Порою черновики становились красочными полотнами. К основному листу справа и слева, внизу и вверху приклеивались, прикреплялись скрепками или булавками разного размера листочки, а к ним прилеплялись еще и узенькие полоски бумаги. На каждом цветными карандашами (а потом фломастерами) ставился опознавательный значок, которому на самом тексте соответствовал такой же. Галочка, закорючка, уголок, палочка пестрели на машинописной странице. Мне надо было выискивать среди множества листочков галочку или закорючку, чтобы при переписке внести вставку в текст.

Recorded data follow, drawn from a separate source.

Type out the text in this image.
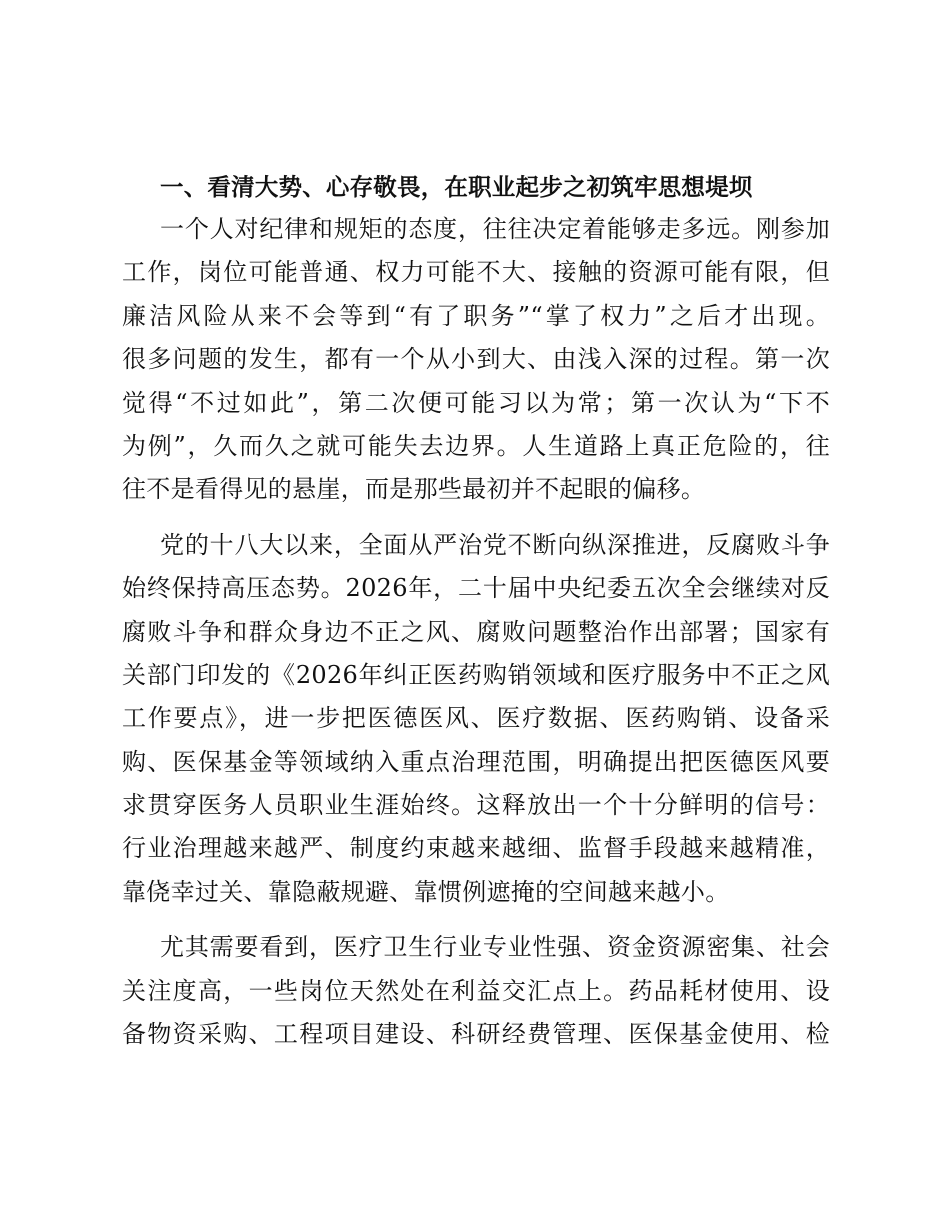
一、看清大势、心存敬畏，在职业起步之初筑牢思想堤坝
一个人对纪律和规矩的态度，往往决定着能够走多远。刚参加
工作，岗位可能普通、权力可能不大、接触的资源可能有限，但
廉洁风险从来不会等到“有了职务”“掌了权力”之后才出现。
很多问题的发生，都有一个从小到大、由浅入深的过程。第一次
觉得“不过如此”，第二次便可能习以为常；第一次认为“下不
为例”，久而久之就可能失去边界。人生道路上真正危险的，往
往不是看得见的悬崖，而是那些最初并不起眼的偏移。
党的十八大以来，全面从严治党不断向纵深推进，反腐败斗争
始终保持高压态势。2026年，二十届中央纪委五次全会继续对反
腐败斗争和群众身边不正之风、腐败问题整治作出部署；国家有
关部门印发的《2026年纠正医药购销领域和医疗服务中不正之风
工作要点》，进一步把医德医风、医疗数据、医药购销、设备采
购、医保基金等领域纳入重点治理范围，明确提出把医德医风要
求贯穿医务人员职业生涯始终。这释放出一个十分鲜明的信号：
行业治理越来越严、制度约束越来越细、监督手段越来越精准，
靠侥幸过关、靠隐蔽规避、靠惯例遮掩的空间越来越小。
尤其需要看到，医疗卫生行业专业性强、资金资源密集、社会
关注度高，一些岗位天然处在利益交汇点上。药品耗材使用、设
备物资采购、工程项目建设、科研经费管理、医保基金使用、检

Печатала я не очень бойко. А уж если торопилась к тому часу, когда Корней Иванович вставал после утреннего отдыха, то ошибок и опечаток случалось по нескольку на страницу. Их Корней Иванович исправлял безо всякого раздражения. Но вот попадается ему слово, которое невозможно разобрать: последняя буква очутилась впереди всех, а средние перемешаны в совершенную кашу. И на полях, как вопль, появляется: «Клара!», а то и просто: «Дура!»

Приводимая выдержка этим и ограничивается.